A travers un témoignage, cette phrase exclamative était aussi le leitmotiv concernant l’exposé « La vie fraternelle, chance ou combat ? Les deux à la fois ! » Il est important de la situer comme une vie Christocentrique, dans la prière et le travail, comportant aussi l’accueil du réel et l’accueil de l’altérité.
La vie fraternelle n’est pas le but mais le chemin ; nous avons à en vivre la réalité au quotidien. C’est un ensemble de joies et de peines. Savoir lâcher, mettre en veilleuse quelque chose de nous pour que les autres vivent, savoir vivre le pardon.
La vie communautaire est le premier lieu de la mission.
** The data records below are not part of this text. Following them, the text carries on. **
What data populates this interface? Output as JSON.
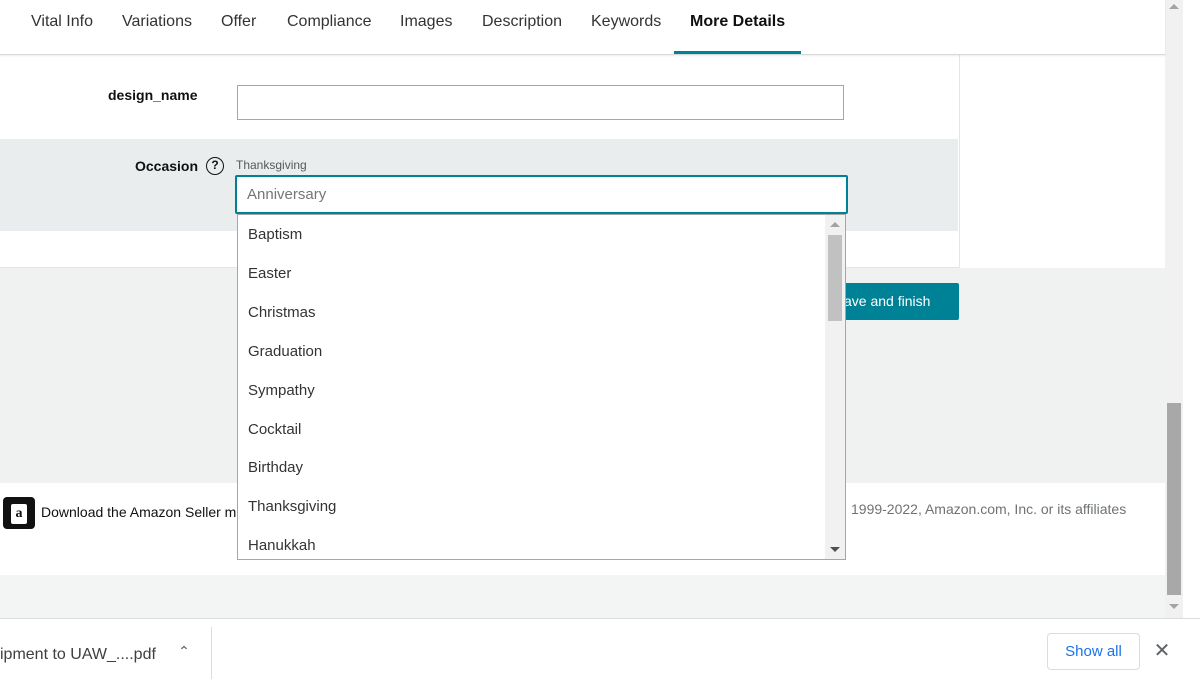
{
  "tabs": [
    {
      "label": "Vital Info"
    },
    {
      "label": "Variations"
    },
    {
      "label": "Offer"
    },
    {
      "label": "Compliance"
    },
    {
      "label": "Images"
    },
    {
      "label": "Description"
    },
    {
      "label": "Keywords"
    },
    {
      "label": "More Details",
      "active": true
    }
  ],
  "form": {
    "design_name": {
      "label": "design_name",
      "value": ""
    },
    "occasion": {
      "label": "Occasion",
      "help_icon": "question-circle-icon",
      "selected_value": "Thanksgiving",
      "input_placeholder": "Anniversary"
    }
  },
  "dropdown": {
    "options": [
      "Baptism",
      "Easter",
      "Christmas",
      "Graduation",
      "Sympathy",
      "Cocktail",
      "Birthday",
      "Thanksgiving",
      "Hanukkah"
    ]
  },
  "actions": {
    "save_label": "ave and finish"
  },
  "footer": {
    "app_promo": "Download the Amazon Seller m",
    "copyright": "1999-2022, Amazon.com, Inc. or its affiliates",
    "app_icon": "amazon-seller-app-icon"
  },
  "download_bar": {
    "file_name": "ipment to UAW_....pdf",
    "show_all_label": "Show all",
    "chevron_icon": "chevron-up-icon",
    "close_icon": "close-icon"
  },
  "colors": {
    "accent": "#008296",
    "link": "#1a73e8"
  }
}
Là, on est raboté, on ne peut pas jouer ! Il n’y a pas de communauté idéale, mais il y a une manière, à l’exemple des hérissons, « de croiser les épines pour se rapprocher sans se faire de mal » !
« Pas sans Lui, (le Christ), pas sans nous, (les autres de la communauté), pas sans eux, (ceux et celles vers qui nous sommes envoyés) » nous rappelle le P. Ph. Lécrivain. La source de notre fraternité c’est le Christ. Nous sommes appelés à devenir frères dans l’Unité et la diversité. Chacun a un don original.
Nous avons à nous enrichir, nous émerveiller du don de l’autre, croire que quelque chose de neuf nous est donné chaque jour.